Every extra metric I tried to stack on top of that, like VO2 max trends, HRV baseline shifts, or strain scores, turned out to be a footnote to those directives. The surgery did not make the dashboard more useful. It made the important metrics obvious. The ones that mattered were the ones tied directly to staying alive and functional, not the ones that made the graphs look advanced.

More on this in my article Whoop + AI: How I Predict My Recovery Windows Before I Burn Out.

Fewer checks, better compliance

Once I admitted that most of the dashboard was theater, I started stripping it back.

I stopped checking my Whoop recovery score before deciding whether to train. I stopped opening three apps to interpret a single night of sleep. I reduced the morning ritual to two things:

  • Let the Withings scale send my weight in automatically
  • Glance at Apple Watch sleep duration

That was it. No more negotiations with a color-coded band about whether a yellow day justified skipping kettlebells.

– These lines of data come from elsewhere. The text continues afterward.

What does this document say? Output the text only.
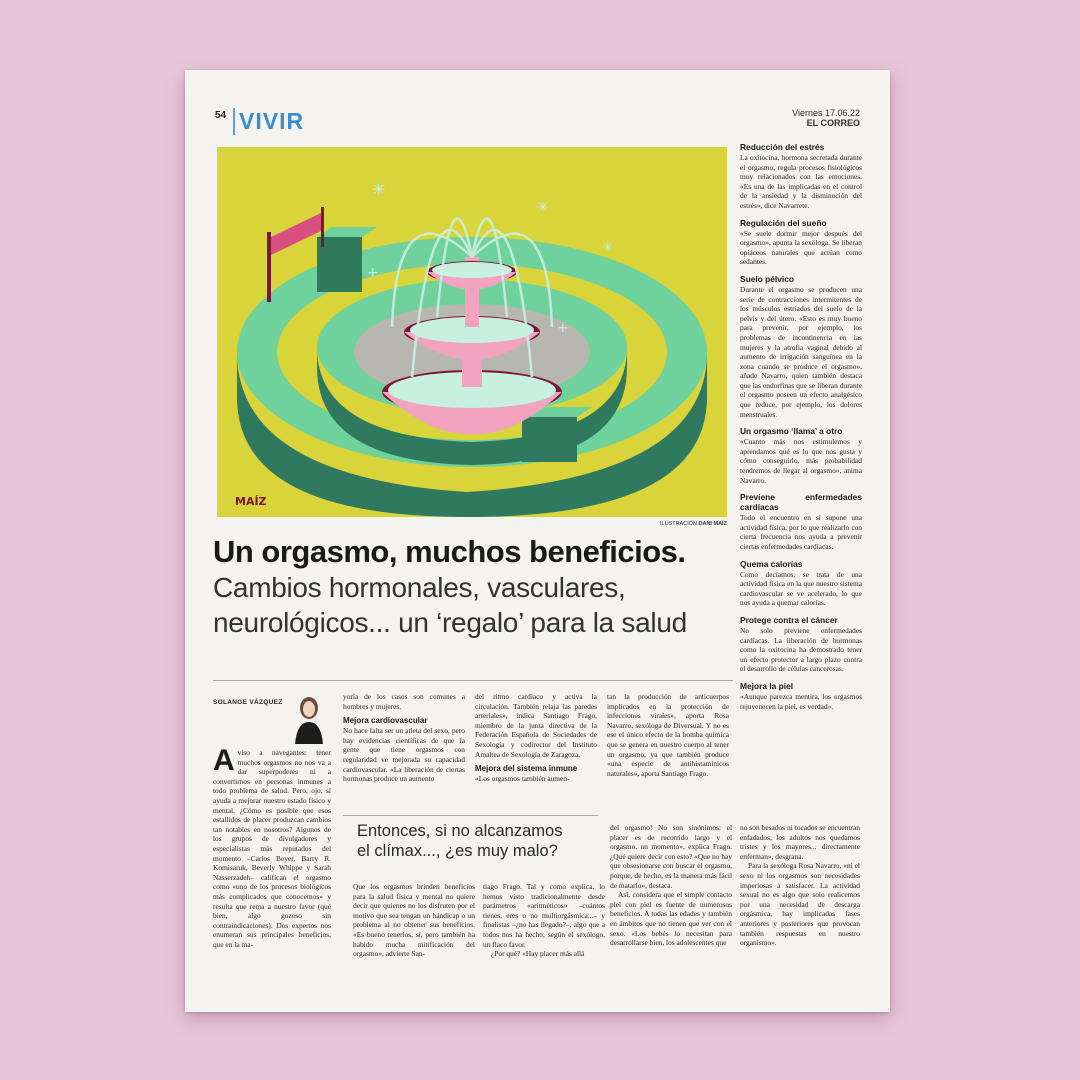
54 VIVIR	Viernes 17.06.22
EL CORREO
✳
✳
✳
+
+
MAÍZ
ILUSTRACIÓN DANI MAÍZ
Un orgasmo, muchos beneficios.
Cambios hormonales, vasculares, neurológicos... un ‘regalo’ para la salud
SOLANGE VÁZQUEZ
Aviso a navegantes: tener muchos orgasmos no nos va a dar superpoderes ni a convertirnos en personas inmunes a todo problema de salud. Pero, ojo, sí ayuda a mejorar nuestro estado físico y mental. ¿Cómo es posible que esos estallidos de placer produzcan cambios tan notables en nosotros? Algunos de los grupos de divulgadores y especialistas más reputados del momento –Carlos Beyer, Barry R. Komisaruk, Beverly Whippe y Sarah Nasserzadeh– califican el orgasmo como «uno de los procesos biológicos más complicados que conocemos» y resulta que rema a nuestro favor (qué bien, algo gozoso sin contraindicaciones). Dos expertos nos enumeran sus principales beneficios, que en la ma-

yoría de los casos son comunes a hombres y mujeres.

Mejora cardiovascular

No hace falta ser un atleta del sexo, pero hay evidencias científicas de que la gente que tiene orgasmos con regularidad ve mejorada su capacidad cardiovascular. «La liberación de ciertas hormonas produce un aumento

del ritmo cardiaco y activa la circulación. También relaja las paredes arteriales», indica Santiago Frago, miembro de la junta directiva de la Federación Española de Sociedades de Sexología y codirector del Instituto Amaltea de Sexología de Zaragoza.

Mejora del sistema inmune

«Los orgasmos también aumen-

tan la producción de anticuerpos implicados en la protección de infecciones virales», aporta Rosa Navarro, sexóloga de Diversual. Y no es ese el único efecto de la bomba química que se genera en nuestro cuerpo al tener un orgasmo, ya que también produce «una especie de antihistamínicos naturales», aporta Santiago Frago.

Entonces, si no alcanzamos
el clímax..., ¿es muy malo?

Que los orgasmos brinden beneficios para la salud física y mental no quiere decir que quienes no los disfruten por el motivo que sea tengan un hándicap o un problema al no obtener sus beneficios. «Es bueno tenerlos, sí, pero también ha habido mucha mitificación del orgasmo», advierte San-

tiago Frago. Tal y como explica, lo hemos visto tradicionalmente desde parámetros «aritméticos» –cuántos tienes, eres o no multiorgásmica...– y finalistas –¿no has llegado?–, algo que a todos nos ha hecho, según el sexólogo, un flaco favor.

¿Por qué? «Hay placer más allá

del orgasmo! No son sinónimos: el placer es de recorrido largo y el orgasmo, un momento», explica Frago. ¿Qué quiere decir con esto? «Que no hay que obsesionarse con buscar el orgasmo, porque, de hecho, es la manera más fácil de matarlo», destaca.

Así, considera que el simple contacto piel con piel es fuente de numerosos beneficios. A todas las edades y también en ámbitos que no tienen que ver con el sexo. «Los bebés lo necesitan para desarrollarse bien, los adolescentes que

no son besados ni tocados se encuentran enfadados, los adultos nos quedamos tristes y los mayores... directamente enferman», desgrana.

Para la sexóloga Rosa Navarro, «ni el sexo ni los orgasmos son necesidades imperiosas a satisfacer. La actividad sexual no es algo que solo realicemos por una necesidad de descarga orgásmica, hay implicadas fases anteriores y posteriores que provocan también respuestas en nuestro organismo».

Reducción del estrés

La oxitocina, hormona secretada durante el orgasmo, regula procesos fisiológicos muy relacionados con las emociones. «Es una de las implicadas en el control de la ansiedad y la disminución del estrés», dice Navarrete.

Regulación del sueño

«Se suele dormir mejor después del orgasmo», apunta la sexóloga. Se liberan opiáceos naturales que actúan como sedantes.

Suelo pélvico

Durante el orgasmo se producen una serie de contracciones intermitentes de los músculos estriados del suelo de la pelvis y del útero. «Esto es muy bueno para prevenir, por ejemplo, los problemas de incontinencia en las mujeres y la atrofia vaginal debido al aumento de irrigación sanguínea en la zona cuando se produce el orgasmo», añade Navarro, quien también destaca que las endorfinas que se liberan durante el orgasmo poseen un efecto analgésico que reduce, por ejemplo, los dolores menstruales.

Un orgasmo ‘llama’ a otro

«Cuanto más nos estimulemos y aprendamos qué es lo que nos gusta y cómo conseguirlo, más probabilidad tendremos de llegar al orgasmo», anima Navarro.

Previene enfermedades cardíacas

Todo el encuentro en sí supone una actividad física, por lo que realizarlo con cierta frecuencia nos ayuda a prevenir ciertas enfermedades cardíacas.

Quema calorías

Como decíamos, se trata de una actividad física en la que nuestro sistema cardiovascular se ve acelerado, lo que nos ayuda a quemar calorías.

Protege contra el cáncer

No solo previene enfermedades cardíacas. La liberación de hormonas como la oxitocina ha demostrado tener un efecto protector a largo plazo contra el desarrollo de células cancerosas.

Mejora la piel

«Aunque parezca mentira, los orgasmos rejuvenecen la piel, es verdad».
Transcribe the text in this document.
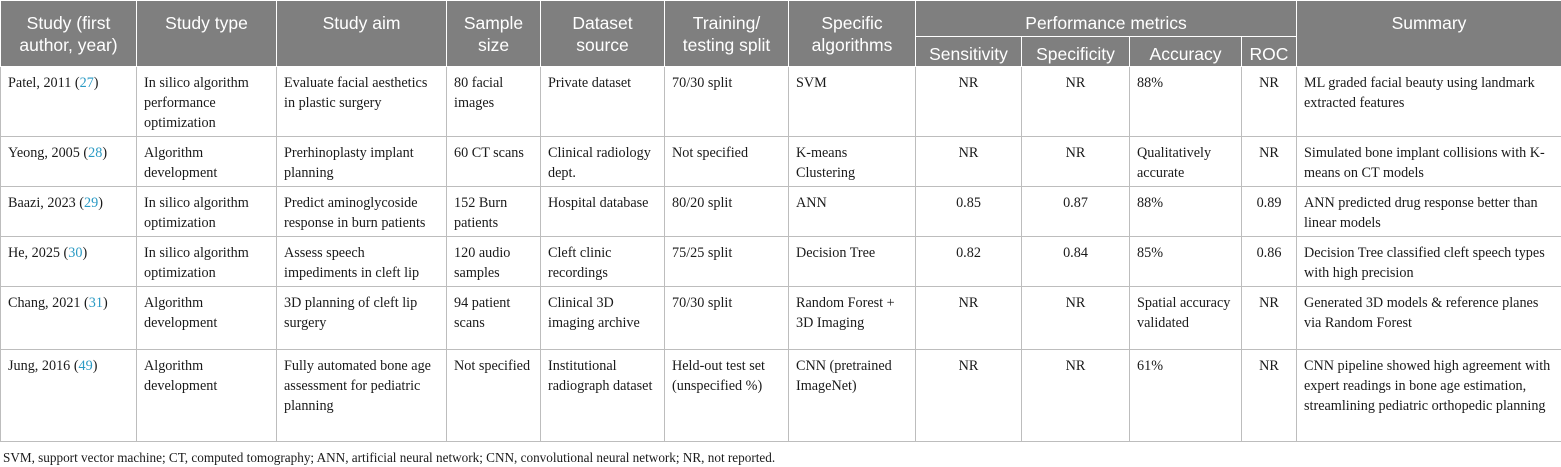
Study (first author, year)	Study type	Study aim	Sample size	Dataset source	Training/ testing split	Specific algorithms	Performance metrics				Summary
							Sensitivity	Specificity	Accuracy	ROC	
Patel, 2011 (27)	In silico algorithm performance optimization	Evaluate facial aesthetics in plastic surgery	80 facial images	Private dataset	70/30 split	SVM	NR	NR	88%	NR	ML graded facial beauty using landmark extracted features
Yeong, 2005 (28)	Algorithm development	Prerhinoplasty implant planning	60 CT scans	Clinical radiology dept.	Not specified	K-means Clustering	NR	NR	Qualitatively accurate	NR	Simulated bone implant collisions with K-means on CT models
Baazi, 2023 (29)	In silico algorithm optimization	Predict aminoglycoside response in burn patients	152 Burn patients	Hospital database	80/20 split	ANN	0.85	0.87	88%	0.89	ANN predicted drug response better than linear models
He, 2025 (30)	In silico algorithm optimization	Assess speech impediments in cleft lip	120 audio samples	Cleft clinic recordings	75/25 split	Decision Tree	0.82	0.84	85%	0.86	Decision Tree classified cleft speech types with high precision
Chang, 2021 (31)	Algorithm development	3D planning of cleft lip surgery	94 patient scans	Clinical 3D imaging archive	70/30 split	Random Forest + 3D Imaging	NR	NR	Spatial accuracy validated	NR	Generated 3D models & reference planes via Random Forest
Jung, 2016 (49)	Algorithm development	Fully automated bone age assessment for pediatric planning	Not specified	Institutional radiograph dataset	Held-out test set (unspecified %)	CNN (pretrained ImageNet)	NR	NR	61%	NR	CNN pipeline showed high agreement with expert readings in bone age estimation, streamlining pediatric orthopedic planning
SVM, support vector machine; CT, computed tomography; ANN, artificial neural network; CNN, convolutional neural network; NR, not reported.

The result was that I started hitting my protein targets more consistently, and I stopped bargaining with myself about training. The decision went from “What does the dashboard say?” to “Is it kettlebell day? Then do kettlebells.”

The old dashboard had not just been useless. It had been a playground for rationalization.

The myth of future-you, the data scientist

There was one last story I had to let go of: the fantasy of future-me doing deep analysis.

Part of the reason I kept logging everything was this imagined future where I would run regression analysis on sleep and creatine intake. Somewhere in that spreadsheet, I told myself, would be the secret.

That future self never showed up.

Read also Whoop Data Meets AI: Forecasting My Best Training Days.

What I actually needed was much simpler:

  • A weight trendline over months
  • Proof that I sleep at least 7 hours most nights
  • A record that I showed up for softball and kettlebells

Everything beyond that was hoarding. I was curating a health data warehouse for a user who did not exist, and the maintenance of that warehouse was eating into the time I could have spent actually living in the body the data was supposed to describe.

When more data stops helping

I still like data. I still use devices. The difference is that I now ask a narrower question of every metric: “What decision will this change tomorrow?”

If the answer is vague, theoretical, or “maybe one day when I have time to analyze it,” I treat it as entertainment, not infrastructure. The health dashboard I check less often now is smaller and blunter, and more honest about what it can and cannot do.

My body usually gets the first vote. The apps can file their reports later.